Волобуев с беспокойством почесал шею и промолчал.

– Выпили, селедкой закусили, а потом взяли и написали это ходатайство. Писал, скорее всего, Тыщук – его почерк, а диктовал Хамрин – уж больно витиевато изложено. Потом все дружно выпили и подписались.

Волобуев нахохлился.

– И что, они не коллектив? Не народ?

– Коллектив. И народ, – согласилась Капа и придвинула ему бумагу. – Но не весь. Забери, а то у меня кабинет селедкой провоняет.

Волобуев взял лист, весь в жирных янтарных потеках, и сунул в карман. Капа раскрыла папку с документами, давая понять, что сказочке конец.

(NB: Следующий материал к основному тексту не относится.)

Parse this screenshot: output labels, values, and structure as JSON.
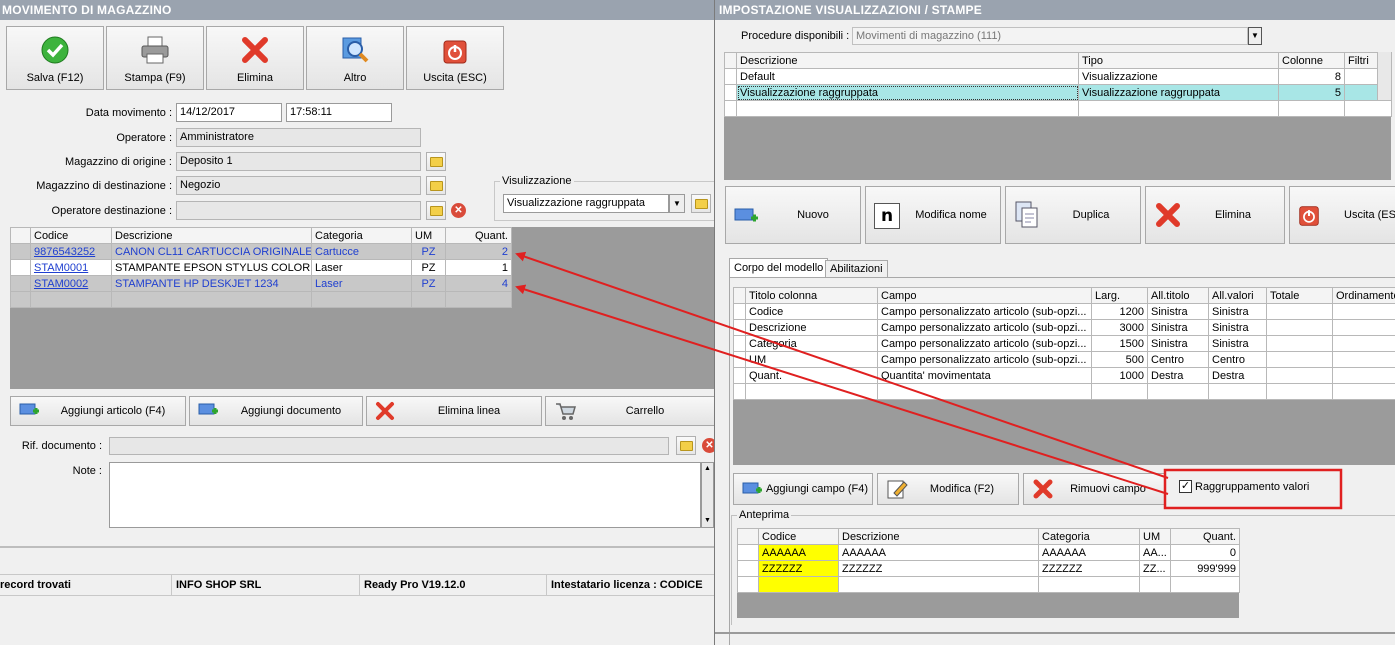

– Бюрократы вы все! Сказочные!

– И тебе всего хорошего, Коля.

Волобуев пробурчал что-то под нос и вышел. Капа поморщилась от оставшегося после него запаха перегара и селедки, встала и открыла форточку – колючий ветер со свистом ворвался в небольшой кабинет и прогулялся по столу, взметнув бумаги.

Капа уперлась ладонями в подоконник и взглянула на вытоптанный снежный ковер, сохранивший первоначальную белизну лишь по периметру промзоны. Снег в этом году выпал рано, аккурат в праздник 7 Ноября, и, похоже, уже не растает – согласно прогнозам Гидрометцентра ожидается сильное похолодание.

***

Холод проникал сквозь тонкую материю арестантских брюк, задубевшие ботинки совсем не гнулись, а тулуп жал в плечах и пах псиной. Юра Четвертазин погрел ладонями уши, затем приподнял высокий воротник. Наверное, он выглядел подозрительно – женщина, тянущая за собой санки с закутанным малышом, скользнула по нему быстрым взглядом и ускорилась.

Плохо. Ему сейчас светиться никак нельзя.

Юра отошел в сторону и занял выжидательную позицию у дерева. Со стороны хоккейной коробки показались двое мальчишек. Они остановились, обменялись ударами портфелей и, довольные, побежали дальше. Размахивая тубусом, просеменила девушка в клетчатом пальто и пушистой шапке. Гремя тележкой с ломом и лопатами, прошел пожилой дворник.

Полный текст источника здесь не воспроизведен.